On Tue, 16 Mar 2004 10:48 pm, Kurt Garloff wrote:
> Hi Nick,
>
> On Tue, Mar 16, 2004 at 04:54:49PM +1100, Nick Piggin wrote:
> > Does it help any actual interactivity problem? Unfortunately
> > practically any you make to the scheduler is bound to make
> > things worse for at least one person, so it is difficult to
> > just test things out.
>
> Well, the interactivity problems existed with O(1) in 2.4.
> The 50% penalty hurt freshly started processes a lot.

There are at least 4 different O(1) schedulers in different 2.4 trees still in
existence and the value of the penalty only started changing when 2.5
development began. Therefore, no one value is what was in "2.4 O(1)" since
there was no "standard" O(1). 2.6 is a completely different beast in
estimating interactivity than the 2.4 O(1) kernels so changes do not work as
expected upstream.

> To fix this, the penalty has been set to 95 (5% penalty)
> in 2.6.

Actually that's what it used to be on the first O(1) patches for 2.4

> I believe it's cleaner to draw the bonus towards the average
> and inherit a percentage, and thus I set a inheritance percentage
> of 50 in 2.4.
>
> It was successful in 2.4. In a measurable way.
>
> In 2.6, it likely will not make a big difference as with giving
> 95% of the bonus, you don't change much ...
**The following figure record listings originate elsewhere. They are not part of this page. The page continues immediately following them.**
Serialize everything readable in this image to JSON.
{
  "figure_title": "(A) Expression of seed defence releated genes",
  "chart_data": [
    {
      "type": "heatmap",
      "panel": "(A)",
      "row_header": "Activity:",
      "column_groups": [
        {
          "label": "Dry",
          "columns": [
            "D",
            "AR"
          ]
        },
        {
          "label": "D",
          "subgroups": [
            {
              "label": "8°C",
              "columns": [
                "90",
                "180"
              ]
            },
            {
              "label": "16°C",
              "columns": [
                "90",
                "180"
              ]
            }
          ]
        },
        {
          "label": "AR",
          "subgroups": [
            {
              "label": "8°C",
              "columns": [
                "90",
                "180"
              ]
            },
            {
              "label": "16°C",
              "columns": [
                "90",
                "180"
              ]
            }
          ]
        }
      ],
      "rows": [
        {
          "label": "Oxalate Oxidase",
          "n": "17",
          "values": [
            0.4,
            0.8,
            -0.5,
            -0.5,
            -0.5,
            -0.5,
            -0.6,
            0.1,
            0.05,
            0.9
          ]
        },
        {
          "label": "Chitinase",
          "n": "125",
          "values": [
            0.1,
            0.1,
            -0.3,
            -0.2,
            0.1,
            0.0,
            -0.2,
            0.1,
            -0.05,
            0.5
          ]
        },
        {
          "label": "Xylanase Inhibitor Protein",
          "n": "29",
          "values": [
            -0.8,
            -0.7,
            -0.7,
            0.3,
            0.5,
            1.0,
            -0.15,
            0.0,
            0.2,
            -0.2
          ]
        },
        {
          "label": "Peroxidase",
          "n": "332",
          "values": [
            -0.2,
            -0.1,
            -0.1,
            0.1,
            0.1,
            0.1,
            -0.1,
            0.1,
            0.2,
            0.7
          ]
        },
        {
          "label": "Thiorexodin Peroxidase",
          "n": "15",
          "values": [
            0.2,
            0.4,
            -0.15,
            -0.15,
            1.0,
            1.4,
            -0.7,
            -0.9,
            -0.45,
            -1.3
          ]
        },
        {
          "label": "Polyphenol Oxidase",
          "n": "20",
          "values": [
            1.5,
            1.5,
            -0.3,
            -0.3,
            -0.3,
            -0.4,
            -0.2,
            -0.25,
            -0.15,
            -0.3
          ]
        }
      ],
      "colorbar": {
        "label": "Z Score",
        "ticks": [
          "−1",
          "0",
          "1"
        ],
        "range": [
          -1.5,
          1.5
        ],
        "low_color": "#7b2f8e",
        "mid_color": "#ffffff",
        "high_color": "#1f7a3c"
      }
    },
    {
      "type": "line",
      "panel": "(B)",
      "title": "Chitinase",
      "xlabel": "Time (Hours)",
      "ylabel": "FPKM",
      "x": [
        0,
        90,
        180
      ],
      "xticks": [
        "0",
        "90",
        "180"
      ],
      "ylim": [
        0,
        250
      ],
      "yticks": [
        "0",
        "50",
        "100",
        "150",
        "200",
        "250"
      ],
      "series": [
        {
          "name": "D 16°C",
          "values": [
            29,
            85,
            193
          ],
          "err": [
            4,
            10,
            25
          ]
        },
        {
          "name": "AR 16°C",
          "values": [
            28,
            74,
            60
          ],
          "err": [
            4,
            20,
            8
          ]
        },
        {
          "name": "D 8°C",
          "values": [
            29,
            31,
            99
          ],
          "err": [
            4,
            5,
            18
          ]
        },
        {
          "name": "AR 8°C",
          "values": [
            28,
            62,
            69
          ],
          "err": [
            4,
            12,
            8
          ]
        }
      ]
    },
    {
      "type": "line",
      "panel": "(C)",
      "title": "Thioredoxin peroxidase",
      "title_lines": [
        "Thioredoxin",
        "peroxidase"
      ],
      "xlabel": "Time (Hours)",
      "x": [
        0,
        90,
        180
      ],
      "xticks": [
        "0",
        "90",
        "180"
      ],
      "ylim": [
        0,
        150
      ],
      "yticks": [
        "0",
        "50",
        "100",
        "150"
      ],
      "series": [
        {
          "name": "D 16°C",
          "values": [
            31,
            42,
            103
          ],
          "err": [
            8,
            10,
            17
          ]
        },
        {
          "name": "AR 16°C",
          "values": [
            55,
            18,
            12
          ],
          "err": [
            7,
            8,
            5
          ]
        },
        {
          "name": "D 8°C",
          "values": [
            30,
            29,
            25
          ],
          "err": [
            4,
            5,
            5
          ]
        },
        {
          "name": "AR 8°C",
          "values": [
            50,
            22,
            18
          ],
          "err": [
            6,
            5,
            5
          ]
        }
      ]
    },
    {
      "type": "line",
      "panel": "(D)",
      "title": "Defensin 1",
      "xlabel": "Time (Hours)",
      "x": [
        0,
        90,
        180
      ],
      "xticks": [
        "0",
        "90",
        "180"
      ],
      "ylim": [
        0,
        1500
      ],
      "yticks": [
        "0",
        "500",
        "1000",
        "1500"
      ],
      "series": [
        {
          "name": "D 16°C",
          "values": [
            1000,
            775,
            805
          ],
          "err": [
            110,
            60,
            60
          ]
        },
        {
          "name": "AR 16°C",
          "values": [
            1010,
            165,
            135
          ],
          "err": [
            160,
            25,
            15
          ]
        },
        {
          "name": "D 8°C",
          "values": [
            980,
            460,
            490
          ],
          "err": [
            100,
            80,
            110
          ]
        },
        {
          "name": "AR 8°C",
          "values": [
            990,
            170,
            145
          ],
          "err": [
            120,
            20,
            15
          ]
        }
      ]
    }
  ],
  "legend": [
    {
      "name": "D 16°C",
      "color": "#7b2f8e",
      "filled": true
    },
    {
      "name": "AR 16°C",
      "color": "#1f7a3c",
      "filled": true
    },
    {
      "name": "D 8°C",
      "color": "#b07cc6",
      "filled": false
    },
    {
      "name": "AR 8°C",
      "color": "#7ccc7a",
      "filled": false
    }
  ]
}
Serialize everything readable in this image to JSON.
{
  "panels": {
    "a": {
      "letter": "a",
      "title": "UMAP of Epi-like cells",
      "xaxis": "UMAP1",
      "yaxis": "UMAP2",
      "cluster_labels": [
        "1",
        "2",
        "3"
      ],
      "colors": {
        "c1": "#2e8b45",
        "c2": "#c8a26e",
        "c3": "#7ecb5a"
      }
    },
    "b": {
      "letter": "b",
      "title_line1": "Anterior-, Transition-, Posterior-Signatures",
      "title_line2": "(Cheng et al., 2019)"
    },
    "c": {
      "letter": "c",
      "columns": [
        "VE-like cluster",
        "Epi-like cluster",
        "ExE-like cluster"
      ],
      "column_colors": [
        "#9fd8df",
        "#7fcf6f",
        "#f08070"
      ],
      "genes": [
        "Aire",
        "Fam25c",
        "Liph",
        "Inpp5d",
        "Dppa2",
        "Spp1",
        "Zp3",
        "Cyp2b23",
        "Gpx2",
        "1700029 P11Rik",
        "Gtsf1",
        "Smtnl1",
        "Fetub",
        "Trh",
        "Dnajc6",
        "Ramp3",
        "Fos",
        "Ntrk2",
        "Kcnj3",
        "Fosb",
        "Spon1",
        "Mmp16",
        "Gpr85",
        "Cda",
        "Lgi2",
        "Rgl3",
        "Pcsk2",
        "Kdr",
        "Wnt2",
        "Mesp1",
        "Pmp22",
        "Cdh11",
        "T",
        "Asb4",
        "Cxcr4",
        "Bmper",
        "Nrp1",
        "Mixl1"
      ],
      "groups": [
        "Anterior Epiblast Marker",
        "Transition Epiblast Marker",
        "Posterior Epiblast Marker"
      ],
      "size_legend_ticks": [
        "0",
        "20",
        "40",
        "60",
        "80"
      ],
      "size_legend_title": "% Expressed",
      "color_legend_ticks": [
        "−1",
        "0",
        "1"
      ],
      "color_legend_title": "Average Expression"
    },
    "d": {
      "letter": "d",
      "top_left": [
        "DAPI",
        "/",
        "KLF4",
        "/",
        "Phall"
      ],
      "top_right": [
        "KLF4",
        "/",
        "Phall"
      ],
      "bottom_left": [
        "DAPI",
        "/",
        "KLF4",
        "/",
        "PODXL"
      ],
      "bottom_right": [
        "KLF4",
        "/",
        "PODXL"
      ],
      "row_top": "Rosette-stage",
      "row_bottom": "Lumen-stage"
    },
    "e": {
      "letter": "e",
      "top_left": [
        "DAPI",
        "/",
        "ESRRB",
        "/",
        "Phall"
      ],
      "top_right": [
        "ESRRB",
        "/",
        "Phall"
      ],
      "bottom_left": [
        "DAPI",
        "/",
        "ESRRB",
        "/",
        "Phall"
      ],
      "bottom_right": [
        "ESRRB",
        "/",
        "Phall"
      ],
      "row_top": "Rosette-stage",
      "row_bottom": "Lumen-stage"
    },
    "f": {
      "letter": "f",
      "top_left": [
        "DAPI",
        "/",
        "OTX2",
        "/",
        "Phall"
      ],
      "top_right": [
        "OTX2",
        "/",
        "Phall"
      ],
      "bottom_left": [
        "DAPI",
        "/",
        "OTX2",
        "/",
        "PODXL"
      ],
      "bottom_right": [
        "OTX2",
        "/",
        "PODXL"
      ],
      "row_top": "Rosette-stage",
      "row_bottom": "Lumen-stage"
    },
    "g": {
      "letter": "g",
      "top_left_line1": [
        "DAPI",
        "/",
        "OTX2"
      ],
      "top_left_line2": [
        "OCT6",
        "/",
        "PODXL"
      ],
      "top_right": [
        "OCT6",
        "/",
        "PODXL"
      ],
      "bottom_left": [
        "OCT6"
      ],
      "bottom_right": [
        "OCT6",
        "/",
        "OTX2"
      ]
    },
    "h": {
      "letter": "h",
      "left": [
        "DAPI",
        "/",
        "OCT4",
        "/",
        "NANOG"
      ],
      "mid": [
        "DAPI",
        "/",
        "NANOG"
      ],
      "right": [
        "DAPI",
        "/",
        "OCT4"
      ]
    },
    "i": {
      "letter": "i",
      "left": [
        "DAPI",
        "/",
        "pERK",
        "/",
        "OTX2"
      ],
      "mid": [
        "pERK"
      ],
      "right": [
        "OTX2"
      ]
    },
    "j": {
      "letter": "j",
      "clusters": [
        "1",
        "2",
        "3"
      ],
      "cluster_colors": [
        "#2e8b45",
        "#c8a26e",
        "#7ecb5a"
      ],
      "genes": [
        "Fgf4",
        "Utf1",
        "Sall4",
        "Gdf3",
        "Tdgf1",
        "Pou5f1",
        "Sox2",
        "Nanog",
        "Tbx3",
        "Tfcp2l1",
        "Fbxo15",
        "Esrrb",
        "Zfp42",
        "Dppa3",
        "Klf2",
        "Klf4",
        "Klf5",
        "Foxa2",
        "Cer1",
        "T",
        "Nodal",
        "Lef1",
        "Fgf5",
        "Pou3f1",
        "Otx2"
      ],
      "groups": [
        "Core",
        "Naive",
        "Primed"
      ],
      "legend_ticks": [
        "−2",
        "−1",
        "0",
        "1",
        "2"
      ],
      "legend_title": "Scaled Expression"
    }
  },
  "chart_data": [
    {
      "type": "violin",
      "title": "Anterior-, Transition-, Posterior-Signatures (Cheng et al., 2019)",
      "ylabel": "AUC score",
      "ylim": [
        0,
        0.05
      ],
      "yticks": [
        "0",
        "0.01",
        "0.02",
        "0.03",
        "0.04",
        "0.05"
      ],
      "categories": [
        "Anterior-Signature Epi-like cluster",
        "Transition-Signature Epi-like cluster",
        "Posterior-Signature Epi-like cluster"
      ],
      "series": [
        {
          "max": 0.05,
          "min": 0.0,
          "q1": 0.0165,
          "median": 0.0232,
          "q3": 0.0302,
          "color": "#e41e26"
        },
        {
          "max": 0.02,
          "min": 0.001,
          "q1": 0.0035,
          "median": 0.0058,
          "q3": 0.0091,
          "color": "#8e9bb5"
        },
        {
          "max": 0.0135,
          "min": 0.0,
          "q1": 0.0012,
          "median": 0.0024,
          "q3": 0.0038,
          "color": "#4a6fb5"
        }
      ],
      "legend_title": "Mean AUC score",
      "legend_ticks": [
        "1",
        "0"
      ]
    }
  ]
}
Even less than that logic would reveal because this particular part of the
estimator is far less important with the heuristics examining process
behaviour very rapidly in 2.6. This value is more important in the estimator
in preventing a fork bomb more than anything else.

> So it's more a question of have the concept in there which is
> clearer. More a theoretical thing. Assuming that with 95% chance
> your child has the same character w.r.t. to interactiveness is
> rather high.

See above; it is a penalty the way the estimator currently works.

> It will be very hard to measure 80% inheritance to 95% penalty
> as for the most important case (starting a process from a shell),
> the results are almost the same.
>
> The fact that we are more likely to start new processes towards
> the center in our bonus scale certainly makes it faster for the
> scheduler to put them in the right category, so there should be
> some benefit w.r.t. interactiveness. However, those are not easy
> to measure :-(

As I said; the 2.6 estimator does much in determining interactive tasks
shortly after forking than just this simple knob affects.

> I'll see whether we can get some benchmarks anyway.

Please don't use contest as this does _not_ measure interactivity; it measures
responsiveness which is quite different. Interactivity is avoiding scheduling
latency and scheduling jitter in tasks where that latency and jitter would be
palpable. I have ideas for coding a benchmark to measure such a thing but not
the time to do it.

Please I encourage you to try whatever testing and modifications you want; but
this is nowhere near as simple as it appears on the surface.